After a while, she pursued a master’s degree in dance and performance studies through the Hollins University-American Dance Festival graduate program at Duke University. Surrounded by successful midcareer dancers, she wondered what she had to contribute. She settled on her upbringing as a dancer in New Orleans. Especially after being displaced from her hometown, she wanted to dig deeper into its culture.
The result was the first incarnation of “Takin’ It to the Roots,” which she describes as a “spicy-ass gumbo” with a brass band, African drummers and dancers from the company of Chuck Davis, the founder of DanceAfrica. “I made sure I got it all in,” she said, showing second line’s roots (and by extension, her own) in Senegambia, Congo and Haiti.
That concern with history carries through to her one-woman version of the show, which she developed with the South Dallas Cultural Center and the Ashé Cultural Arts Center in New Orleans. And it comes through in her view of second line.
“When you see second line,” she said, “you’re seeing a history of Blackness, of who ended up at the Port of Orleans, of when we were allowed to celebrate.” She spoke about Congo Square — the New Orleans site where, in the early 19th century, enslaved people were allowed to drum and dance, a place where African traditions were braided and sustained. She spoke about the benevolent associations and the social aid and pleasure clubs that sponsored jazz funerals and second line parades. And she spoke about trauma, about Katrina, about those who had to leave, and those who stayed in a city that is still in turmoil.
“That’s what you’re seeing in the footwork and the thrust of the body,” she said. “You’re seeing their story.”
Gibson is careful to specify that what she teaches is her own second line aesthetic, “based on my training and how I want to share it,” not second line as New Orleans natives like herself experience it. “You can’t expect to have that,” she said. “You have to live it.” She said that she sees herself as an intermediary between her New Orleans community and academia, inserting herself into conversations about New Orleans culture and insisting on “reverence to the origins and the people it actually belongs to.”

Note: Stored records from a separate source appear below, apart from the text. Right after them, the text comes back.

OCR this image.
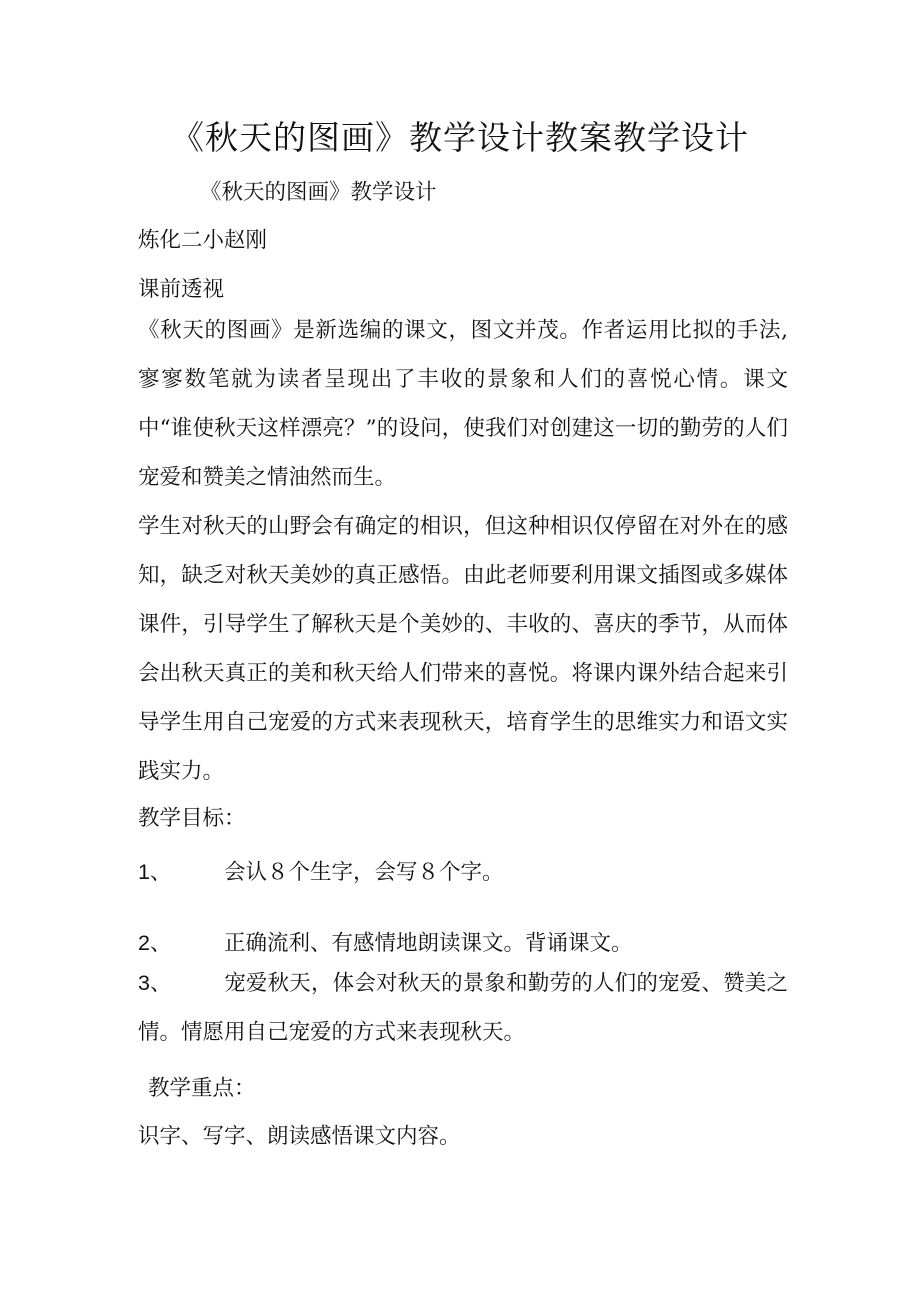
《秋天的图画》教学设计教案教学设计
《秋天的图画》教学设计
炼化二小赵刚
课前透视

《秋天的图画》是新选编的课文，图文并茂。作者运用比拟的手法,寥寥数笔就为读者呈现出了丰收的景象和人们的喜悦心情。课文中“谁使秋天这样漂亮？”的设问，使我们对创建这一切的勤劳的人们宠爱和赞美之情油然而生。

学生对秋天的山野会有确定的相识，但这种相识仅停留在对外在的感知，缺乏对秋天美妙的真正感悟。由此老师要利用课文插图或多媒体课件，引导学生了解秋天是个美妙的、丰收的、喜庆的季节，从而体会出秋天真正的美和秋天给人们带来的喜悦。将课内课外结合起来引导学生用自己宠爱的方式来表现秋天，培育学生的思维实力和语文实践实力。

教学目标：
1、 会认８个生字，会写８个字。
2、 正确流利、有感情地朗读课文。背诵课文。

3、 宠爱秋天，体会对秋天的景象和勤劳的人们的宠爱、赞美之情。情愿用自己宠爱的方式来表现秋天。

教学重点：
识字、写字、朗读感悟课文内容。
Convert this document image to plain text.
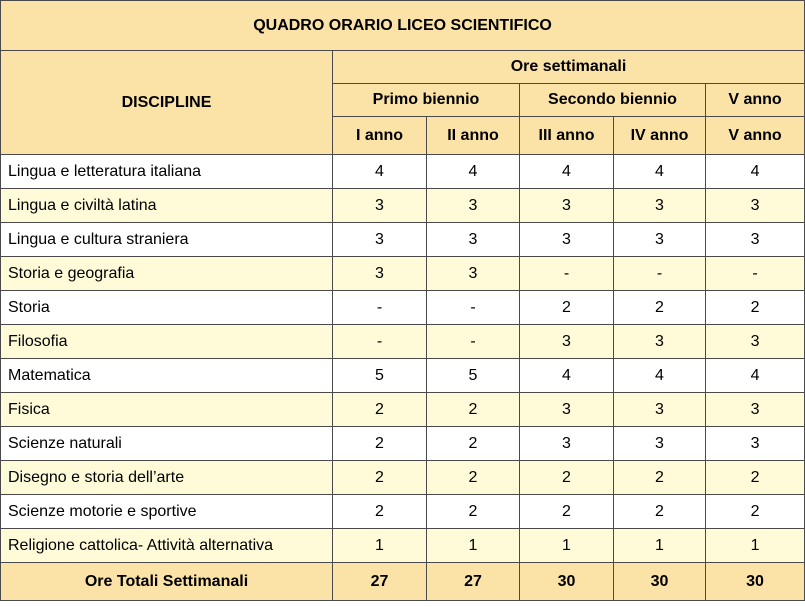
QUADRO ORARIO LICEO SCIENTIFICO					
DISCIPLINE	Ore settimanali				
	Primo biennio		Secondo biennio		V anno
	I anno	II anno	III anno	IV anno	V anno
Lingua e letteratura italiana	4	4	4	4	4
Lingua e civiltà latina	3	3	3	3	3
Lingua e cultura straniera	3	3	3	3	3
Storia e geografia	3	3	-	-	-
Storia	-	-	2	2	2
Filosofia	-	-	3	3	3
Matematica	5	5	4	4	4
Fisica	2	2	3	3	3
Scienze naturali	2	2	3	3	3
Disegno e storia dell’arte	2	2	2	2	2
Scienze motorie e sportive	2	2	2	2	2
Religione cattolica- Attività alternativa	1	1	1	1	1
Ore Totali Settimanali	27	27	30	30	30
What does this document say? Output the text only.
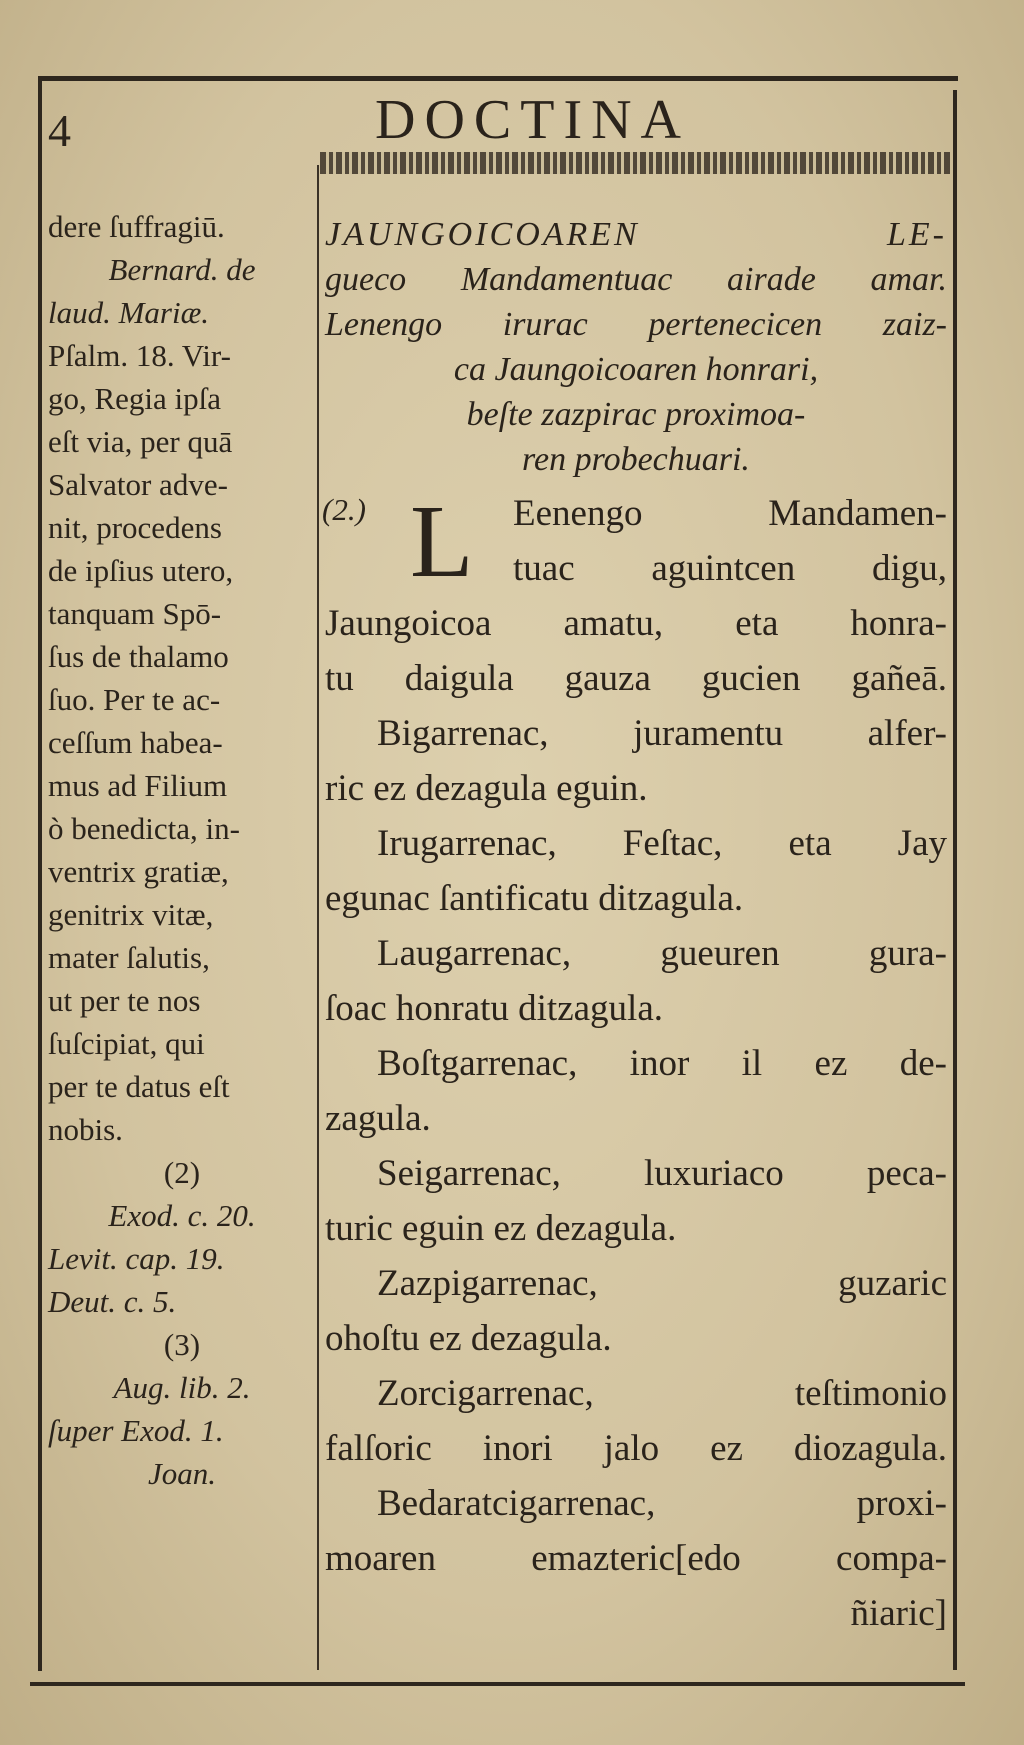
4	DOCTINA
dere ſuffragiū.
Bernard. de
laud. Mariæ.
Pſalm. 18. Vir-
go, Regia ipſa
eſt via, per quā
Salvator adve-
nit, procedens
de ipſius utero,
tanquam Spō-
ſus de thalamo
ſuo. Per te ac-
ceſſum habea-
mus ad Filium
ò benedicta, in-
ventrix gratiæ,
genitrix vitæ,
mater ſalutis,
ut per te nos
ſuſcipiat, qui
per te datus eſt
nobis.
(2)
Exod. c. 20.
Levit. cap. 19.
Deut. c. 5.
(3)
Aug. lib. 2.
ſuper Exod. 1.
Joan.
JAUNGOICOAREN LE-
gueco Mandamentuac airade amar.
Lenengo irurac pertenecicen zaiz-
ca Jaungoicoaren honrari,
beſte zazpirac proximoa-
ren probechuari.
(2.) L	Eenengo Mandamen-
tuac aguintcen digu,
Jaungoicoa amatu, eta honra-
tu daigula gauza gucien gañeā.
Bigarrenac, juramentu alfer-
ric ez dezagula eguin.
Irugarrenac, Feſtac, eta Jay
egunac ſantificatu ditzagula.
Laugarrenac, gueuren gura-
ſoac honratu ditzagula.
Boſtgarrenac, inor il ez de-
zagula.
Seigarrenac, luxuriaco peca-
turic eguin ez dezagula.
Zazpigarrenac, guzaric
ohoſtu ez dezagula.
Zorcigarrenac, teſtimonio
falſoric inori jalo ez diozagula.
Bedaratcigarrenac, proxi-
moaren emazteric[edo compa-
ñiaric]
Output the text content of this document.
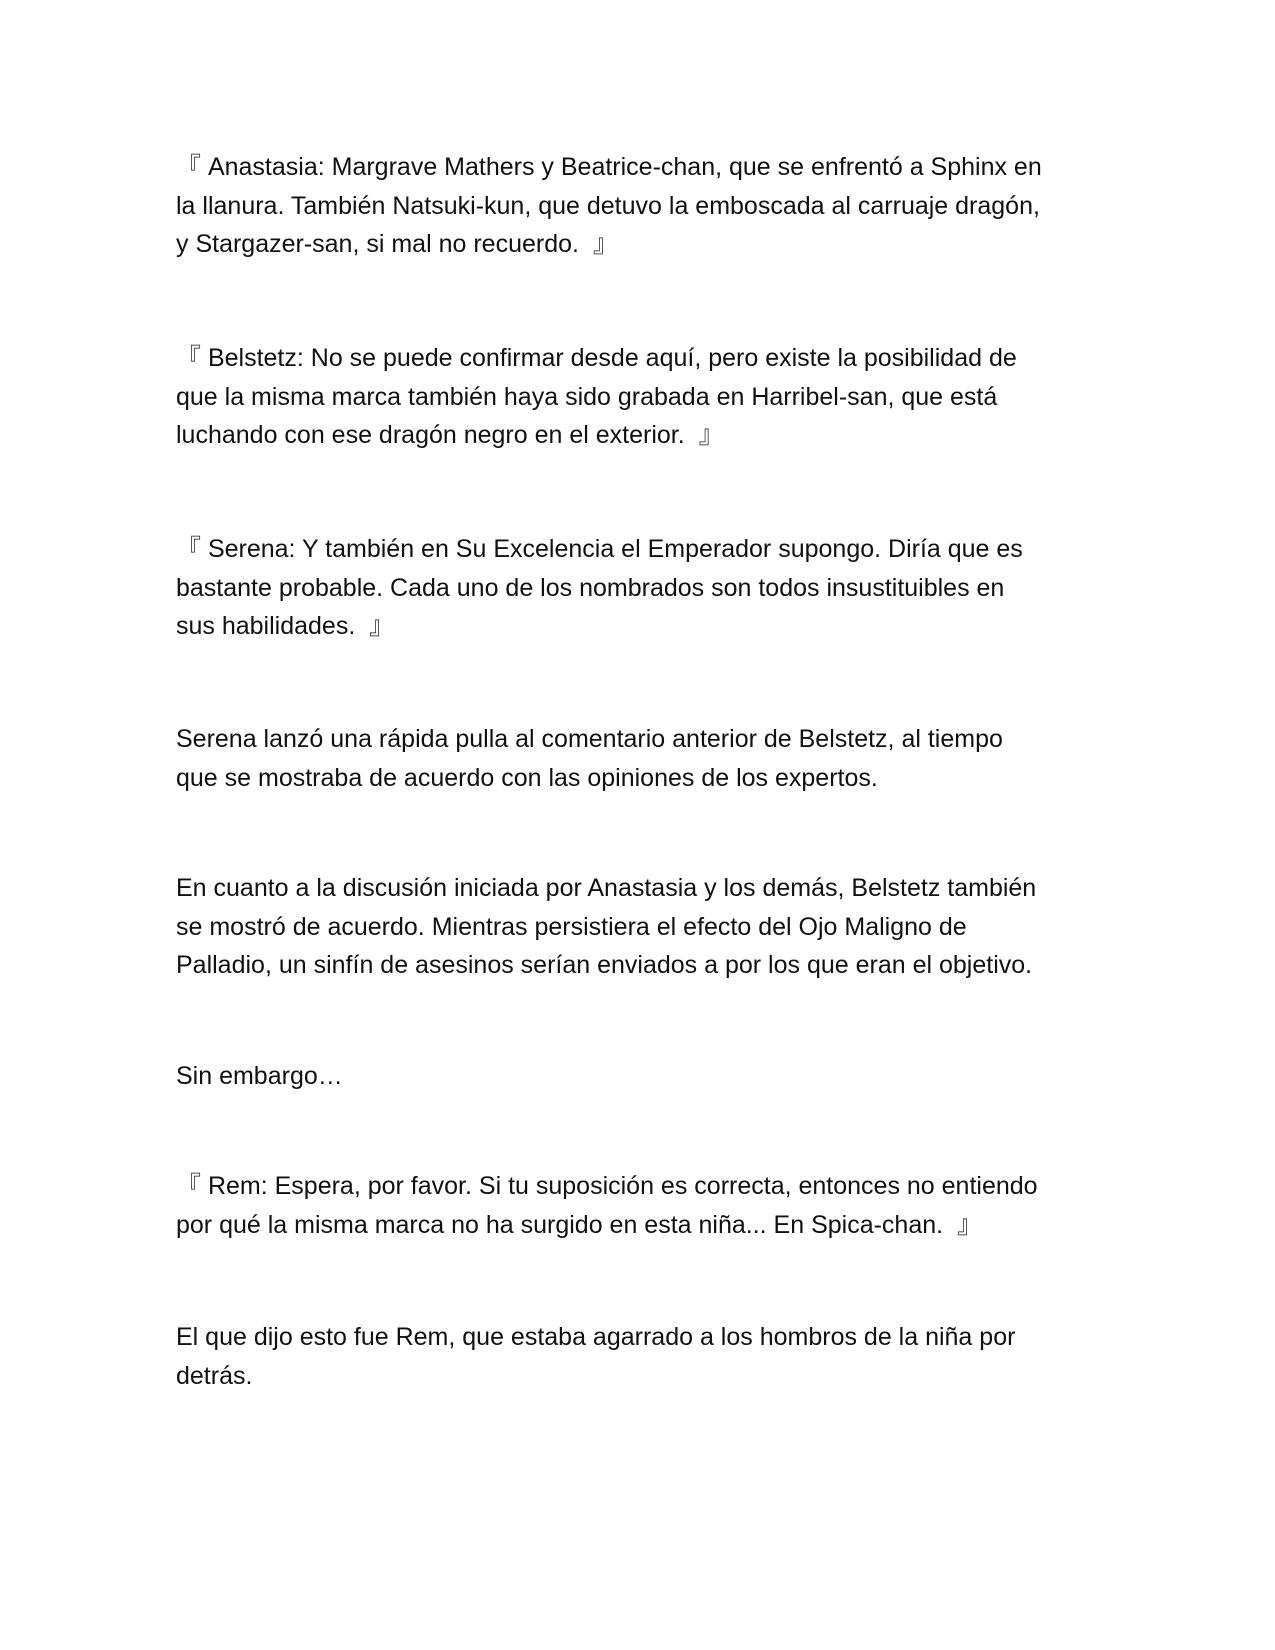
『 Anastasia: Margrave Mathers y Beatrice-chan, que se enfrentó a Sphinx en
la llanura. También Natsuki-kun, que detuvo la emboscada al carruaje dragón,
y Stargazer-san, si mal no recuerdo.  』

『 Belstetz: No se puede confirmar desde aquí, pero existe la posibilidad de
que la misma marca también haya sido grabada en Harribel-san, que está
luchando con ese dragón negro en el exterior.  』

『 Serena: Y también en Su Excelencia el Emperador supongo. Diría que es
bastante probable. Cada uno de los nombrados son todos insustituibles en
sus habilidades.  』

Serena lanzó una rápida pulla al comentario anterior de Belstetz, al tiempo
que se mostraba de acuerdo con las opiniones de los expertos.

En cuanto a la discusión iniciada por Anastasia y los demás, Belstetz también
se mostró de acuerdo. Mientras persistiera el efecto del Ojo Maligno de
Palladio, un sinfín de asesinos serían enviados a por los que eran el objetivo.

Sin embargo…

『 Rem: Espera, por favor. Si tu suposición es correcta, entonces no entiendo
por qué la misma marca no ha surgido en esta niña... En Spica-chan.  』

El que dijo esto fue Rem, que estaba agarrado a los hombros de la niña por
detrás.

For the Jacob’s Pillow performances, Gibson is converting “Takin’ It to the Roots,” originally designed for theaters, into processional form: Audience members will follow her to sites around the campus that represent Congo Square and the Black church. The second line at the performance’s end is standard, though. “I always take people out of the theater into the streets,” she said. “There’s not going to be a show that you attend with Mz. G that we’re not going to eventually go outside.”
There will of course be a brass band with her, the NOJO 7, drawn from the New Orleans Jazz Orchestra. Its artistic director, the drummer Adonis Rose, said he considers Gibson most distinctive as a teacher: “I’ve done pretty much everything you can do as a musician in New Orleans, and I’ve never seen anyone else come up with a curriculum on how to do the second line.” Her classes, he added, tie in to his own mission of “exporting our culture to people who wouldn’t be able to experience it otherwise.”
But Rose also emphasized the “spiritual experience” of following Gibson when she leads a brass band procession as grand marshal. This is another role she takes very seriously. Before accepting invitations to do it, she asked permission of the first female grand marshal she ever saw, Wanda Rouzan. “It’s a calling, an anointing,” Gibson said. “I grew up understanding that there is a Most High, and that is the grounds for me to strut like I strut.”
“This ain’t about dance for me anymore,” she continued, taking on the cadences of a preacher. “My practice is more motivated by spiritual unification, harmony, rolling on the same rhythms together and moving forward. That’s what the world needs. I want to heal the world. Just let me strut.”